Dr. Habib Al Qazdoghly is professor of contemporary history, with the faculty of Arts, University of Tunisia 1. Professor Al Qazdoghly who was recently guest of CEDEJ Cairo, has a special interests in oral history as part of his wider interest in women's history and minority groups. This interview has been conducted with him when he visited Women and Memory Forum last month.
WMF Could you tell us more about what led you to take an interest in women's history in Tunis?
H.Q. I was responsible for activating a unit on oral history in one of the departments of the Institute of the History of the Nationalist Movement in the University of Tunisia 1. This unit is concerned with collecting and documenting collective memory in contemporary Tunisian history. We record interviews with those leaders of the nationalist, social and syndicalist movement who are still alive. It is worth noting here that interest in women's history come under what is known as micro-history. Since the late sixties we have concentrated especially while addressing what is termed "important events". But since the seventies interest also began in the individual and the role of the individual in those events. Current interest in women's conditions in Tunis and related issues in the late seventies has sprung form the work of a group of women active in a cultural club (Taher Al Haddad). From amongst that group a generation of women researchers took an interest in women's history of whom I would like to mention, Laila Al Abeide, Elham Al Marzouki, Dalinda Al Arqash and Nae'la Garrad among others.
WMF Can you tell us about the work of your unit in the field of women's history?
H.Q. In 1992 I supervised group work which was supported by the Institute for the Nationalist Movement together with the Center for Research, Documentation and Media Studies (CREDEVE) on women in Tunis and in 1993 research undertaken by that group was published in the book "Women and Memory", which contained specimen of biographies of women who had played a public role in Tunis between 1920 and 1960. Members of the research group by interviewing thirteen women aimed to pinpoint changes in Tunisian women have come to be involved in political, social, educational, artistic fields as well as labor unions. Seven women colleagues with special interest in women's history worked with me on that book. The book attracted the attention of the media and academic as well as others generally interested in women's history especially that research depended on delving into women's memory in compliance with oral history methodology.
WMF Do you hope to bring out other works after Memory and Women?

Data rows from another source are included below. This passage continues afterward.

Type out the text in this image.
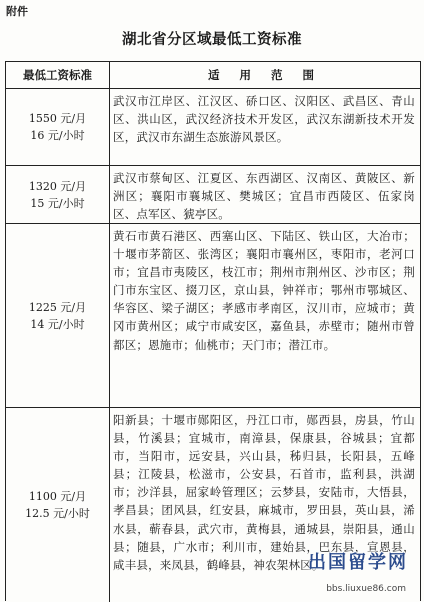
附件
湖北省分区域最低工资标准
最低工资标准	适 用 范 围
1550 元/月
16 元/小时
武汉市江岸区、江汉区、硚口区、汉阳区、武昌区、青山区、洪山区，武汉经济技术开发区，武汉东湖新技术开发区，武汉市东湖生态旅游风景区。
1320 元/月
15 元/小时
武汉市蔡甸区、江夏区、东西湖区、汉南区、黄陂区、新洲区；襄阳市襄城区、樊城区；宜昌市西陵区、伍家岗区、点军区、猇亭区。
1225 元/月
14 元/小时
黄石市黄石港区、西塞山区、下陆区、铁山区，大冶市；十堰市茅箭区、张湾区；襄阳市襄州区，枣阳市，老河口市；宜昌市夷陵区，枝江市；荆州市荆州区、沙市区；荆门市东宝区、掇刀区，京山县，钟祥市；鄂州市鄂城区、华容区、梁子湖区；孝感市孝南区，汉川市，应城市；黄冈市黄州区；咸宁市咸安区，嘉鱼县，赤壁市；随州市曾都区；恩施市；仙桃市；天门市；潜江市。
1100 元/月
12.5 元/小时
阳新县；十堰市郧阳区，丹江口市，郧西县，房县，竹山县，竹溪县；宜城市，南漳县，保康县，谷城县；宜都市，当阳市，远安县，兴山县，秭归县，长阳县，五峰县；江陵县，松滋市，公安县，石首市，监利县，洪湖市；沙洋县，屈家岭管理区；云梦县，安陆市，大悟县，孝昌县；团风县，红安县，麻城市，罗田县，英山县，浠水县，蕲春县，武穴市，黄梅县，通城县，崇阳县，通山县；随县，广水市；利川市，建始县，巴东县，宣恩县，咸丰县，来凤县，鹤峰县，神农架林区。
出国留学网
bbs.liuxue86.com
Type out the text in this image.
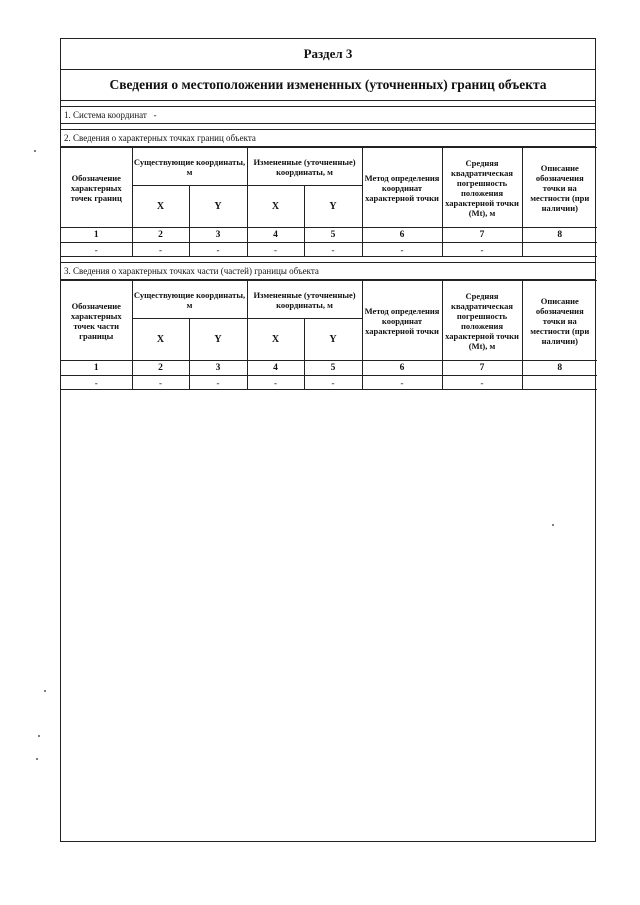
Раздел 3
Сведения о местоположении измененных (уточненных) границ объекта
1. Система координат -
2. Сведения о характерных точках границ объекта
Обозначение характерных точек границ	Существующие координаты, м		Измененные (уточненные) координаты, м		Метод определения координат характерной точки	Средняя квадратическая погрешность положения характерной точки (Mt), м	Описание обозначения точки на местности (при наличии)
	X	Y	X	Y			
1	2	3	4	5	6	7	8
-	-	-	-	-	-	-	
3. Сведения о характерных точках части (частей) границы объекта
Обозначение характерных точек части границы	Существующие координаты, м		Измененные (уточненные) координаты, м		Метод определения координат характерной точки	Средняя квадратическая погрешность положения характерной точки (Mt), м	Описание обозначения точки на местности (при наличии)
	X	Y	X	Y			
1	2	3	4	5	6	7	8
-	-	-	-	-	-	-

H.Q. Upon publishing that book and all through 1994 a series of meetings was held in university departments and cultural clubs organized to discuss it. Members of the research group attended those meetings and occasionally also some of the women who had been interviewed and who regained a good deal of their vitality after years of silence and disillusion. Upon those writers we organized a symposium in the first week of March 1995. Researchers from Tunis, Algeria and France with an interest in both women's history and oral sources attended. The symposium resulted in a recommendation to expand interest in women's history and include other historical epochs, as well as the history of women in all areas of the Arab Maghreb. Hence research groups were sent to work in Algeria, Tunis and Morocco in preparation for further meetings. In Tunis we have become active as part of a university research group called Arab Maghreb Women's Research Group, under the supervision of Dalinda Al Arqash and Monira Shaboto-AlRamady. That group has organized an international conference in Tunis in October 1996 to which more than thirty researchers contributed to the subject of "Material life of Women of the Maghreb across the Ages". Proceedings of this conference are pending publication in a special book. The Moroccan research team which is active in the faculty of Arts in Quneitra, invited participants to a symposium held in Morocco in December 1997 the theme of which was: "Women's Answer to Marginalization Across the Ages", proceeding of that conference are under publication. It is expected that the next symposium will be held in Cosantina, where there is a group of active women researchers in the university.